Category : 江戸時代にもいた淫乱な女たち

春を売っていた神社の巫女たち

現代のわが国には多くの性風俗が存在します。実質的に売春が行われているソープランド、手や口や「すまた」で射精させてくれるファッションヘルス。ホテルで性的サービスを提供してくれるホテトルは、出張タイプのソープランド。デリヘルはホテルや自宅に来てくれる、ファッションヘルスです。飲食店でドリンクを飲みながらフェラチオなどのサービスが受けられるピンサロ。見るだけのストリップ、などなど。

こうした一応公認されたものに加えて、「援助交際」「援交」と呼ばれる個人による違法な売春もあります。わが国の性風俗はとてもバラエティ豊富で、イマジネーションも豊か。さまざまな工夫がなされています。世界でもっともセックス産業が盛んな国なのでしょう。こうしたビジネスは近代に発展したものですが、まったく新しいわけではありません。源流となっているのは、江戸時代の風俗です。その中心にいたのは、実は神社の巫女たちでした。

売春は「神」とつながっていた!?

売春自体は古代からありますが、江戸時代には性風俗にさまざまなバリエーションが生まれました。高級娼館である遊郭を頂点に、岡場所(おかばしょ)、夜鷹(よたか)、湯女(ゆな)、船饅頭(ふなまんじゅう)、飯盛女(めしもりおんな)、枝豆売、意和戸(いわど)などがありましたし、農村部には村中でセックスを共有する「夜這い」のシステムも発展しました。こうした性風俗の大元は神社にあります。
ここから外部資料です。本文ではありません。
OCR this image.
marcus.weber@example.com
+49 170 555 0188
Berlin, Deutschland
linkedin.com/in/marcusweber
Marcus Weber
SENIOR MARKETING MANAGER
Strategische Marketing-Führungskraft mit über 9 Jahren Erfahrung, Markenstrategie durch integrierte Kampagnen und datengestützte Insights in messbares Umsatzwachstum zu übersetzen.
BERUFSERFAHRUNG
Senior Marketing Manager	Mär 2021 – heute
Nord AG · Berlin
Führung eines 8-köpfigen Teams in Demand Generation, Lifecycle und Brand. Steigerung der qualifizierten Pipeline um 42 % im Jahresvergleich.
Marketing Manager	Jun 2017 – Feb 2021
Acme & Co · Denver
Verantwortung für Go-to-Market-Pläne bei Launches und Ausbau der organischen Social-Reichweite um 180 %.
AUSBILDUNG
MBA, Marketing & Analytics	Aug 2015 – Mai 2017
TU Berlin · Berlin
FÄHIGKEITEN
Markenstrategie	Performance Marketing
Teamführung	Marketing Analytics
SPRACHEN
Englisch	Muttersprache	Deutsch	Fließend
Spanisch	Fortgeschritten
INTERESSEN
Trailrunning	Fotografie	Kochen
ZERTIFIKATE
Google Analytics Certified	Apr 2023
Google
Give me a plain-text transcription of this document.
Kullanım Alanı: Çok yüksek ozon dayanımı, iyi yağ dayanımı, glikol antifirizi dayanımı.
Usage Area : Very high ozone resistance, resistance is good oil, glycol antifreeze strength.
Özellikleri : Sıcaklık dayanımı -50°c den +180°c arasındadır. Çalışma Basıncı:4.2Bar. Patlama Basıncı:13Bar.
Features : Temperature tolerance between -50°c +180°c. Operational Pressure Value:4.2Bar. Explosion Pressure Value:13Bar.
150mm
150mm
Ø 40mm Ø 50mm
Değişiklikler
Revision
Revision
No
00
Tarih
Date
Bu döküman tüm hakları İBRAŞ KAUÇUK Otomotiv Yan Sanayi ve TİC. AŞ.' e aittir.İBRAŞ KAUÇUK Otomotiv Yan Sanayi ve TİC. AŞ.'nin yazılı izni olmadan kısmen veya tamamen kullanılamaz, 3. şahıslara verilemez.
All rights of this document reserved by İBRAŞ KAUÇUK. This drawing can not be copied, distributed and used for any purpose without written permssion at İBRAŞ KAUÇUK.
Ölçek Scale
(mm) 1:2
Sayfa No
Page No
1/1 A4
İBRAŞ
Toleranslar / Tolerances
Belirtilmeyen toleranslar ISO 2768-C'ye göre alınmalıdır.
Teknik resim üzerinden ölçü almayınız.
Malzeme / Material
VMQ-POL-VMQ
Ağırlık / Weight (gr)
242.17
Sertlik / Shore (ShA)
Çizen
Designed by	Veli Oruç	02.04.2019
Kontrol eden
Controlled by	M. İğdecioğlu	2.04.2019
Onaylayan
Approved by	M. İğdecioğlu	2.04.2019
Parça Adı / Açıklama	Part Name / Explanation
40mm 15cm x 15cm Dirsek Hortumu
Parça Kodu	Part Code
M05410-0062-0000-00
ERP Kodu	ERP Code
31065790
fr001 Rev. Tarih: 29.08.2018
神社では、神の品位を保つためにも、美しい処女を巫女として採用します。ただ、巫女はずっとヴァージンであるわけではありません。神事の一貫として、村人とセックスすることもしばしばあったからです。巫女と下半身でつながることが、神とつながることになると考えられていました。イザナギとイザナミが性交することで「国つくり」をしたという故事にならってのことでしょう。

巫女たちは年を取って引退すると、神社の周りで売春婦として働いたりもしました。普通の女のヴァギナではなく「神とつながっていた」ものですので、元巫女の売春婦は「ありがたい」と人気となります。ただし、風紀が乱れるため江戸時代においても売春は違法です。遊郭などの「公認」のもの以外は認められませんが、神社の管轄内は「治外法権」。幕府の規制が及びませんので、神社の周囲で元巫女たちは商売をしていました。

巫女とのセックスは古代からあった!?

古くからわが国の祭の多くで、交接が行われてきました。セックスすると子どもができるという神秘は、古代人にとっては神のわざです。神事と性交が一体となるのは当然と言えば当然でしょう。筑波山で行われる「かがい」という祭では、性を解放して、集まった人々が誰とでも何度でも交わって良いというものでした。宇治の「種もらい祭」は、その名の通り、女たちが「種」をもらいに来る祭です。次々とペニスを受け入れ射精してもらうものでした。さまざまな地域で祭の中心に性交が置かれていましたが、その主役として活躍したのが巫女たちです。神事の一つとして舞を踊り村人たちを興奮の渦に巻き込んだ後、順番にペニスを受け入れました。 そうした背景があるために、たとえば、伊勢神宮の周りには性の歓楽街が成立したのです。